第七回 鏡のように仮面が割れた時。


 ――真っ暗。水? 足が着水したのか冷たかった。そこには黒い大河が流れていた。



 その中でも、白いものが際立っていた。……よく見たら、私の体。何も着てないの。ならば、ここは河のほとり? ……河のほとりに、私は全裸で立っていた。よく見ないと判別できない風景。でも、ここは色のない世界で、……すべてがそうだったの。


 まさかとは、思うけど……


「これ、その河から引き返すんじゃ。……って、天気てんきじゃないか」


「えっ? お祖母ちゃん」


 実は、この世に存在しない世界。お祖母ちゃんは、私が小学四年生の時に亡くなっていたから。「大きくなったね……」と、私を見るなり、そう言ったの。感動の再会を意識して、涙が込み上げてきた。「ずっと、お祖母ちゃんといたい。
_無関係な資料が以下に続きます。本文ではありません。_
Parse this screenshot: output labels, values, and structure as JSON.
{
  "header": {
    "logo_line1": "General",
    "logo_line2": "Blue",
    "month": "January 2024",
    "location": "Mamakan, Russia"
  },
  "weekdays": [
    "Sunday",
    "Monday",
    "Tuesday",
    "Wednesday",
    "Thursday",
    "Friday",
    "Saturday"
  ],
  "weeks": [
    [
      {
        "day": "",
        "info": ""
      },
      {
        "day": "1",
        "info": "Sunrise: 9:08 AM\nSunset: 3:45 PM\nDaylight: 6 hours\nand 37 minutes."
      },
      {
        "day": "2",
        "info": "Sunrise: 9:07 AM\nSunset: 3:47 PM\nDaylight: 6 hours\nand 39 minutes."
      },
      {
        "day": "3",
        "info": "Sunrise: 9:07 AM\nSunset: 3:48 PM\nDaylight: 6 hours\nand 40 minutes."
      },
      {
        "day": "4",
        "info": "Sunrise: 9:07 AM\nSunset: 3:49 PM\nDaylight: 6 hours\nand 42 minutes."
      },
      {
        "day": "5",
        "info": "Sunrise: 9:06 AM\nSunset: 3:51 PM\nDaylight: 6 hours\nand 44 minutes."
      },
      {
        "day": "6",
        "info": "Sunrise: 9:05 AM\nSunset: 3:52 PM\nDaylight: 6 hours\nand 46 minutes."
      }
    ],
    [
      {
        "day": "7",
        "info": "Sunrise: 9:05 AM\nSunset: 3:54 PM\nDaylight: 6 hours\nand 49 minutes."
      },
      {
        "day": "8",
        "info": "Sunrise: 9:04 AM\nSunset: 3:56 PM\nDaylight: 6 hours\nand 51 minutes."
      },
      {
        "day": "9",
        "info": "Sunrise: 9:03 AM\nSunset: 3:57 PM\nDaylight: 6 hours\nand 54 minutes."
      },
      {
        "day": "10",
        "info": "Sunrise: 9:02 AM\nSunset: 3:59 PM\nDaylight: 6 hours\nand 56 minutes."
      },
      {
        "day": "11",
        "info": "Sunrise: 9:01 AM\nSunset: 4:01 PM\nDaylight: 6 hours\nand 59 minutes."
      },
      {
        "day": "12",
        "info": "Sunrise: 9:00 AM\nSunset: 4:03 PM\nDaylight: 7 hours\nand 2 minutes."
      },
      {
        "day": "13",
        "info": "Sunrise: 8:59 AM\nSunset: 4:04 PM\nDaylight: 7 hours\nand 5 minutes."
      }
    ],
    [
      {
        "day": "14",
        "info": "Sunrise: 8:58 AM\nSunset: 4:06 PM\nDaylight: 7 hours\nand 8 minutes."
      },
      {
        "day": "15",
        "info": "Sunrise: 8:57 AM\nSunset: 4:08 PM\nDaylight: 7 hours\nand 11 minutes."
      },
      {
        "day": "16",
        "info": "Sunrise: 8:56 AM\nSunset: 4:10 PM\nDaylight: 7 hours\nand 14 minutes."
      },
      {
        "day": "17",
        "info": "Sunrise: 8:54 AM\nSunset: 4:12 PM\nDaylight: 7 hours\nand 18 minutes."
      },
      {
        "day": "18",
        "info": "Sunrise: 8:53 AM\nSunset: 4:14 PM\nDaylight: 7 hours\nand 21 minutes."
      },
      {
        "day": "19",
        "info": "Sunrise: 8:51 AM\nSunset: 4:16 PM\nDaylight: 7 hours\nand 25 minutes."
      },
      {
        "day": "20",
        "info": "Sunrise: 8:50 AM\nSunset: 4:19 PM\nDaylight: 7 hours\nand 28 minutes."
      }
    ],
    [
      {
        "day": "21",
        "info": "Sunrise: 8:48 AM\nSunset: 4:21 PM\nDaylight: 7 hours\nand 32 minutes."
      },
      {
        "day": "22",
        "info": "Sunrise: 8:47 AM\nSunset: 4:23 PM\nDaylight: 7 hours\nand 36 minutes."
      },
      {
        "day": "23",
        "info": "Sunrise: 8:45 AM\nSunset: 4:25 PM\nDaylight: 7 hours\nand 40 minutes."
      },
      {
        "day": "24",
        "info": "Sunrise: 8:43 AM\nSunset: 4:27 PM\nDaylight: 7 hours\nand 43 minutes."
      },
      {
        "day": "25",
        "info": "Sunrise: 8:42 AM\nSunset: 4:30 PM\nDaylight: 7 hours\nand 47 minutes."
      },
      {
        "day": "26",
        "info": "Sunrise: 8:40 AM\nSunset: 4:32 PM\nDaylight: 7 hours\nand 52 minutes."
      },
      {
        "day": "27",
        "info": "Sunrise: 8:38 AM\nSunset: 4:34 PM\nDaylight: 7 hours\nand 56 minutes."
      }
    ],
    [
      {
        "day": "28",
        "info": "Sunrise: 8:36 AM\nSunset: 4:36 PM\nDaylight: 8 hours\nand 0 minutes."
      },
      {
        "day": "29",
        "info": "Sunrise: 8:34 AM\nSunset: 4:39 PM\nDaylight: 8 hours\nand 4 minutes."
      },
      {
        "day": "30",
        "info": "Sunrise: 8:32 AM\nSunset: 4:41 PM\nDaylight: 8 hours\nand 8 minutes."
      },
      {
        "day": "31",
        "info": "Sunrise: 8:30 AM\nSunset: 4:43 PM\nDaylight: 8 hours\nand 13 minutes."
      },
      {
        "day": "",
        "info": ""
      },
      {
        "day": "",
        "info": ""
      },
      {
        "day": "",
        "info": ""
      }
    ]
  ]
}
迎えに来てくれたんだ」


 と、河のほとりから奥へ、舞う水飛沫。


 近づこうと歩み寄る。近づこうと……少し距離のあるお祖母ちゃんへと。


「来るな! 来るんじゃないよ、帰るのじゃ、お前は来ちゃいけないんだ」


「何で? もう帰りたくないよ」


「馬鹿言うんじゃない! 聞こえないのかい? お前のこと、皆が呼んでるのが」


「えっ? せっかくお祖母ちゃんに会えたのに。前みたいに、一緒にいたいのに」


「天気、耳を澄ましてよく聞いてごらん。……大切なお友達の声も聞こえるじゃろ? お前がもし、お祖母ちゃんと今一緒に行ったら、この子たちの悲しみは計り知れないよ」


 ……モノクロで、感覚のない世界なのに、


 涙が止まらなくなって……「死にたくないよ」と、声にしたのだ。その瞬間だ。鏡が割れるように、私の素顔を覆っていた仮面が割れたような、そんな大きな衝撃を覚えた。


 ――お祖母ちゃんは笑顔になった。


『気を付けて帰るんだよ!』と、その言葉を残して。……そこで広がる白い世界。慌ただしい風景。耳の入る音。女性の、看護師さんの声も。現実の世界が映し出された。